今まで独居で寂しい思いをしていたという方には特におすすめの施設の1つです。
介護老人保健施設(老健)
老健は特養と同じ公的な介護施設ですが、「在宅復帰を目指す」ことを目的としており、比較的、介護度は低い方が対象となる施設になります。特徴としては医療管理下での看護や介護、回復リハビリなどのサービスを受けることができます。
また、常勤の医師がおり、医務室の設置が義務付けられているため、急な対応が必要な際などの安心感があることが魅力です。ですが、在宅復帰が前提にある施設なので継続して入居ができるかどうかの判断を3か月ごとに行い、継続が必要ないと判断されるとほかの施設に移らなければならないことがデメリットとしてあります。
介護医療院(介護療養型医療施設)
介護医療院は、最近創設されたばかりの比較的新しい施設で、医療設備の充実を重視しているため、介護度の高い方の中でも、より医療ニーズの高い方に対応可能な施設です。特徴としては医療設備の充実と、医師、看護師、薬剤師、栄養士などの医療に特化した職員配置が義務付けられていることが挙げられます。
なので、他の施設では受け入れの難しい「人工透析」や「胃ろう」などの問題を抱える方でも入所を検討できることが、最大のメリットといえるでしょう。また、看取りやターミナルケアも行っており、最後まで施設で面倒を見てほしいという希望のある方にとっても最適な施設といえるでしょう。
その他の施設
上記で紹介してきた施設のほかにも様々なサービスを提供する老人ホームが存在します。例を挙げると、認知症の高齢者が少人数で共同生活を送りながら、介護やリハビリを受けることのできる「グループホーム」や、比較的、介護度の低い方が低い費用負担で利用できる「軽費老人ホーム」などがあります。

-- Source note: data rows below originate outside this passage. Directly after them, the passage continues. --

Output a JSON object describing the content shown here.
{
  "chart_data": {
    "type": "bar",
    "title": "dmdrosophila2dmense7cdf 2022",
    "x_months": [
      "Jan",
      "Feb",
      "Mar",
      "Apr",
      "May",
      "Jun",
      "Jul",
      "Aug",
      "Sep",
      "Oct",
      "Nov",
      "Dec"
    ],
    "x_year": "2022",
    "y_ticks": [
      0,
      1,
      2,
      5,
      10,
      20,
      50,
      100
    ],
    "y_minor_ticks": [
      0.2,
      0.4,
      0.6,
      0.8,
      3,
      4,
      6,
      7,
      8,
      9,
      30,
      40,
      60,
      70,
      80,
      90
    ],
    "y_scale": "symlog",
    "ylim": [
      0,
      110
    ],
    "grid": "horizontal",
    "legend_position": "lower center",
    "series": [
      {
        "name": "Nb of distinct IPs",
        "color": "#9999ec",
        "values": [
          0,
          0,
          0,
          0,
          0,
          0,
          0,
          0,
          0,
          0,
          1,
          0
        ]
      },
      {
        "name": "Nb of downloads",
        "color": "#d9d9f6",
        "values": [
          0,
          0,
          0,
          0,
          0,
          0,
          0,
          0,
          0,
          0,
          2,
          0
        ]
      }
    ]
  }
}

また、老人ホームではありませんが、高齢者が自宅での生活を継続していけるように通いでのサービスを提供する「デイサービス」などもあります。デイサービスでは行き帰りの車での送迎があり、通うことに対する負担も少なく、食事や入浴などのサービスを受けることができます。
また機能訓練やレクリエーションなどの身体を動かすプログラムが充実しており、心身の健康を維持していくことができます。介護度が低く、老人ホームに入るほどではないがサポートが必要という方には最適なサービスになっています。
社会問題である介護に対しては色々な手助けが用意されている
介護の悩みを抱える人はこれからも増えていきます。しかし、在宅で介護を続けていくことはとても難しく、いつか限界がやってきます。そんな時はためらわずに他者の手を借りましょう。正しい知識を身につけ、行動を起こせば何歳からでも受け入れてくれる施設が必ず見つかるはずです。
それでも、どうすればいいか分からない場合は、地域の相談窓口に相談することをお勧めします。きっとあなたの力になってくれることでしょう。